Winter 2015–2016

Thinking inside the Box: An Interview with Gerhard Wolf

The poetics and aesthetics of containment

Sina Najafi and Gerhard Wolf

Ceremonial teacups, septic tanks, laboratory beakers, archival boxes, shipping containers, mountains housing nuclear waste, grain silos, cooking pots, hat boxes—the variety of containers is so staggering that the category seems too broad to be addressed in any meaningful way. Containers can be enormous or tiny, open or closed, mobile or fixed in place, and their functions are also equally variegated. They can, for example, protect what they contain, as in an incubator, or shield the world from what they hold within, as in a sealed tube that holds biohazardous material.

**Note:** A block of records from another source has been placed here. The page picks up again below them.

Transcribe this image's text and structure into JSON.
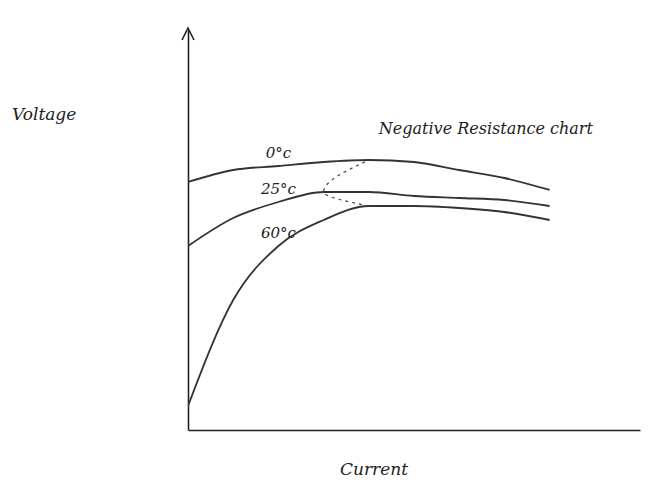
{
  "chart_data": {
    "type": "line",
    "y_label": "Voltage",
    "x_label": "Current",
    "annotation": "Negative Resistance chart",
    "x": [
      0,
      1,
      2,
      3,
      4,
      5,
      6,
      7,
      8
    ],
    "xlim": [
      0,
      10
    ],
    "ylim": [
      0,
      10
    ],
    "tick_labels": false,
    "grid": false,
    "series": [
      {
        "name": "0°c",
        "color": "#333333",
        "line_style": "solid",
        "values": [
          6.2,
          6.5,
          6.6,
          6.7,
          6.75,
          6.7,
          6.5,
          6.3,
          6.0
        ]
      },
      {
        "name": "25°c",
        "color": "#333333",
        "line_style": "solid",
        "values": [
          4.6,
          5.3,
          5.7,
          5.95,
          5.95,
          5.85,
          5.8,
          5.75,
          5.6
        ]
      },
      {
        "name": "60°c",
        "color": "#333333",
        "line_style": "solid",
        "values": [
          0.6,
          3.25,
          4.6,
          5.25,
          5.6,
          5.6,
          5.55,
          5.45,
          5.25
        ]
      }
    ]
  }
}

In this way, the act of containment can be understood as a major condition governing many of the things that surround us.

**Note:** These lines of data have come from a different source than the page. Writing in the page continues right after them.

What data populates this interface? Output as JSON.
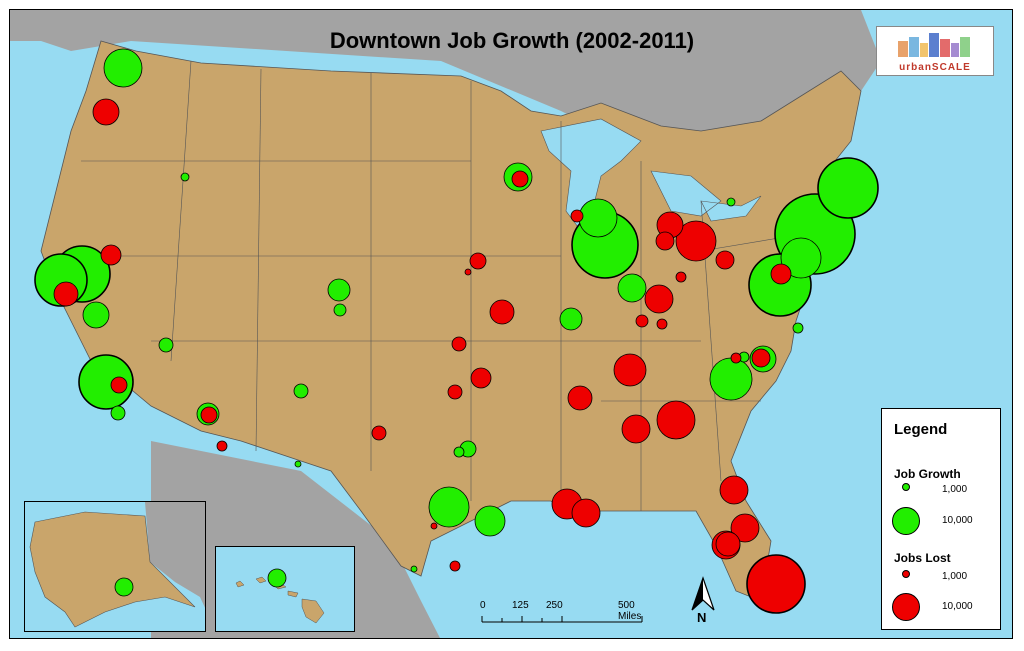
{
  "title": "Downtown Job Growth (2002-2011)",
  "logo": {
    "text": "urbanSCALE"
  },
  "colors": {
    "growth": "#22ee00",
    "lost": "#ee0000",
    "land": "#c9a56b",
    "water": "#97dbf2",
    "other_land": "#a3a3a3"
  },
  "legend": {
    "title": "Legend",
    "growth_heading": "Job Growth",
    "lost_heading": "Jobs Lost",
    "small_value": "1,000",
    "large_value": "10,000"
  },
  "scale_bar": {
    "labels": [
      "0",
      "125",
      "250",
      "500 Miles"
    ]
  },
  "north_arrow": {
    "label": "N"
  },
  "insets": [
    "Alaska",
    "Hawaii"
  ]
}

The techniques, practices, and aesthetics of containment form some of the core concerns of the “Art of Containment,” a project initiated by art historian Gerhard Wolf as a collaborative research platform between the Art History Institute in Florence — Max Planck Institute, of which he is the director, and the Victoria and Albert Museum in London. Sina Najafi spoke to Wolf by phone in June 2016.


Hittite rhyton, fourteenth to thirteenth century BCE. The silver drinking vessel was hammered from one piece that was then joined to the head by a checkerboard-patterned ring. The horns and the handle were attached separately. Courtesy The Metropolitan Museum.

Cabinet: What is your definition of a container? A mountain can be a container but so can an eye dropper. The body is a container of sorts, and in English, we refer to ships as vessels. All to say, it’s a tricky question: What is a container?

Gerhard Wolf: In my work, I start not with the concept of “container” but from the concept of “vessel.” And the long-term project I am running with the Victoria and Albert Museum, with Bill Sherman and Marta Ajmar there, is called “The Art of Containment,” though I must admit that the word containment caused some problems for me as a non-native English speaker, problems which I have found to be creative in a way. So I’m starting with the notion of containment rather than containers. For me, containment divides an inside and an outside, even if this division can be soft, like a bag. And vessels can be porous.

That would be a limit case, then, for what a container is—when it actually fails to contain. A leaky bucket obviously doesn’t contain, but that’s simply a failed version of what we’d rightly like a container. But you’re talking about a container whose function already includes porosity, or non-containment.

Yes. For example, there are some ceramic vessels that were often used as a kind of basic air conditioning; you put water in them and they sweat, like a body. Even if the body sweats, it is not leaking. Between a vessel leaking, on the one hand, and a vessel allowing a certain quantity of its content to evaporate, on the other, there’s everything in between. I am, however, less interested in the content of containers than in the dynamics of containing. Of special interest are things like violin cases, which are a kind of shell-like repetition of the object.